If an especially strong earthquake threatens Oahu with a tsunami, people in these extreme zones, which are shaded in yellow on official maps, would be alerted to evacuate along with those in the regular zones closer to the ocean.
That would likely involve a magnitude-9 earthquake or stronger, striking at a shallow-enough depth, said DEM Deputy Director Peter Hirai.
Some 90,000 people live in the regular evacuation zones, while another 330,000 people live in the extreme zones, he added. The University of Hawaii at Manoa’s Tsunami Inundation Mapping project helped put the new models together, according to a DEM flier.
The updated maps have been posted at the department’s webpage, at honolulu.gov/dem.html
The app, dubbed “ReadyHawaii,” allows families to put together a disaster plan, arrange a shared meeting place, get local emergency contacts and peruse maps to find shelters, along with tsunami evacuation zones and “refuge areas” that have been deemed safe to get to in such an event.
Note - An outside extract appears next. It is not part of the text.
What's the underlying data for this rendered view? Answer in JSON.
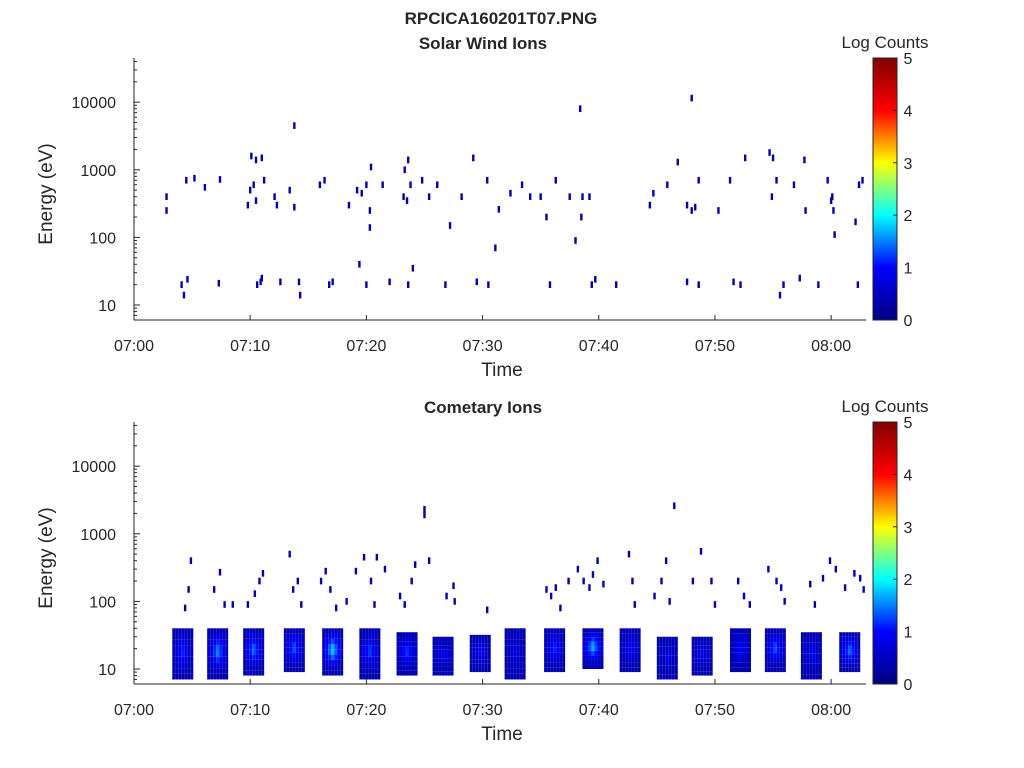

The app’s maps don’t yet include the extreme evacuation zones, but they’re expected to be added in the next couple of weeks or so, DEM officials said.
ReadyHawaii is free to download. It’s an information resource designed to help Oahu residents and families plan in advance, but not as an alert service during a real-time disaster. For such alerts, residents can set up a free account at Nixle.com
At Thursday’s briefing, officials with the Pacific Tsunami Warning Center said Hawaii remains especially vulnerable to tsunamis generated by any large quakes in the Aleutian Islands.
“There a larger fraction of the energy comes right at us,” said Gerard Fryer, a senior geophysicist with the warning center. Aleutian-based earthquakes in the high 8.0-magnitude range could cause flooding in Oahu’s newly designated extreme tsunami zones, Fryer said.
The 1946 tsunami, which killed 159 people in Hawaii, was generated by a magnitude-8.1 quake in the Aleutians.
If the quake centers in other regions, it would likely have to be at least 9.0 in magnitude for a tsunami to reach Oahu’s extreme regions, he added.
“We’re still working out these things, running the models,” Fryer said.
Pacific Tsunami Warning Center officials would need about 25 minutes to decide whether a tsunami triggers an “extreme” designation — but if the quake was in the Aleutians, that would still leave them about four hours to evacuate people before such a tsunami would hit Hawaii, Fryer said.
“The isolation of Hawaii saves us in this event,” he said. There’s nothing that indicates that the islands are overdue for such an extreme tsunami, Fryer added.